US President George W. Bush plans to veto legislation passed by the Senate to bar the CIA from using harsh interrogation methods including waterboarding, a spokeswoman said Thursday.
“The president will veto that bill,” said White House spokeswoman Dana Perino.
“The United States needs the ability to interrogate effectively, within the law, captured Al-Qaeda terrorists.”
The Democratic-led Senate voted 51-45 on Wednesday in favor of a bill calling for the Central Intelligence Agency to adopt the US Army Field Manual, which forbids waterboarding and other types of coercive interrogation methods.
However, the vote fell short of the two-thirds majority needed to overcome a presidential veto. The House of Representatives passed similar legislation in December.
Democratic New York Senator Charles Schumer said that if Bush “vetoes intelligence authorization, he will be voting in favor of waterboarding.”
Asked by a reporter if Bush, who leaves office in 2009, would be labeled as the first US president who favored torture, Perino rejected the assertion and dismissed Schumer’s argument as “simplistic.”
“Across the board people will see, over time, that this was a president who put in place tools to protect the country against terrorists,” Perino said.
“The president does not favor torture.
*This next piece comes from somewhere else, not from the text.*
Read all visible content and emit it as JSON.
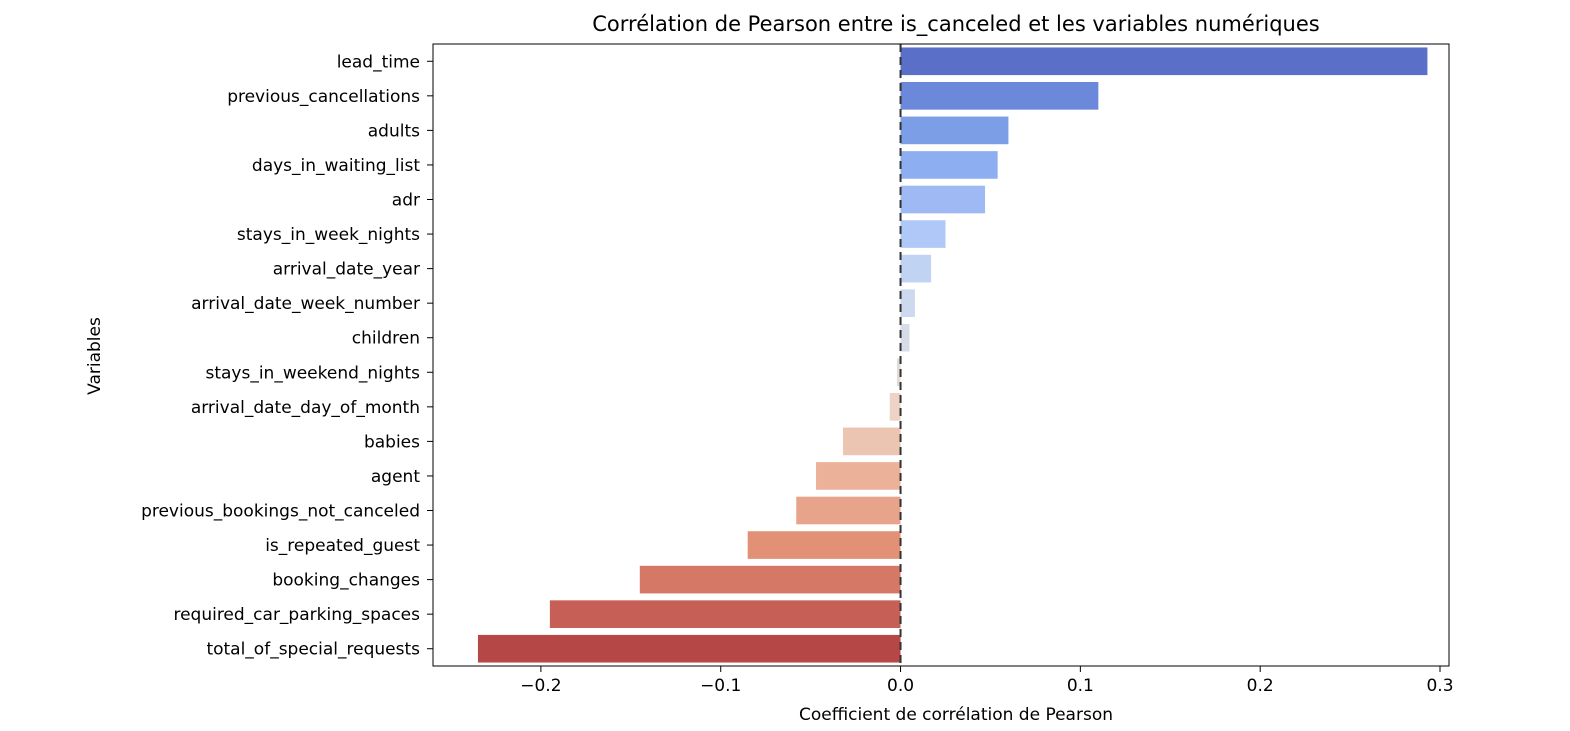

The president favors making sure we do all these programs within the law,” she said, adding that “all the interrogations that have taken place in this country have been done in a legal way.”
Perino said the United States does not currently use waterboarding, a simulated drowning technique denounced by rights groups as torture, even though the CIA has admitted using the technique in the past.
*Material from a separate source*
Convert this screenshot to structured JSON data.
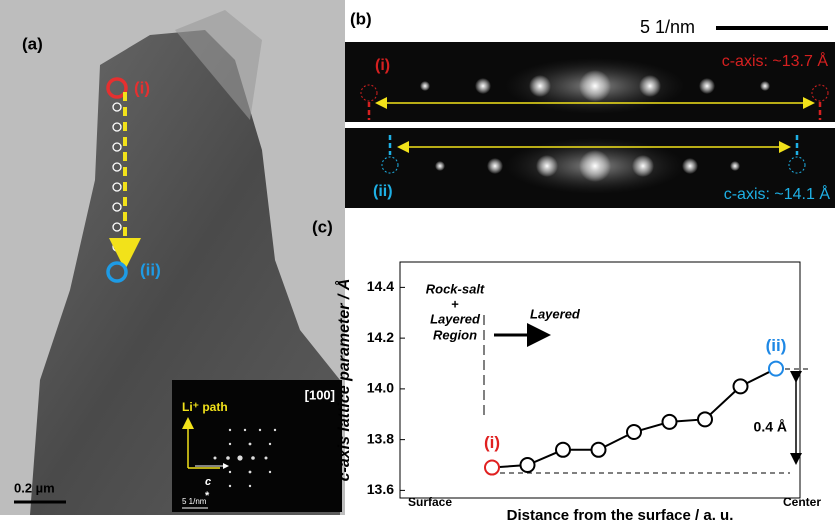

She reiterated the administration’s assertion last week that it would not rule out the use of such techniques in the future.
“Currently under the law it is not (allowed),” she said. “As we said last week as well, we are not going to talk about what may or may not be lawful in the future.”
The Senate bill would limit the CIA and other intelligence agencies to the 19 interrogation techniques outlined in the military’s manual. Waterboarding is not among them.
Perino said the intelligence community’s view is that the Army Field Manual sets an inappropriate standard for seasoned CIA interrogators who are working to extract information from sophisticated militant operatives.
“Today with this bill that they are sending to us they would basically repeal the terrorist interrogation program in favor of something that will definitely weaken our ability to protect the country,” Perino said.
“This Army Field Manual is something that is public for all to see, and we know that Al-Qaeda trains to resist interrogation techniques such as those.”
Rival Democratic White House hopefuls Senators Hillary Clinton and Barack Obama were on the road campaigning and did not take part in the vote Wednesday.
The likely Republican nominee, Arizona Senator John McCain, voted against the bill. The former prisoner of war however said that his vote was consistent with his anti-torture stance.
“We always supported allowing the CIA to use extra measures,” he said. “I believe waterboarding is illegal and should be banned,” McCain said.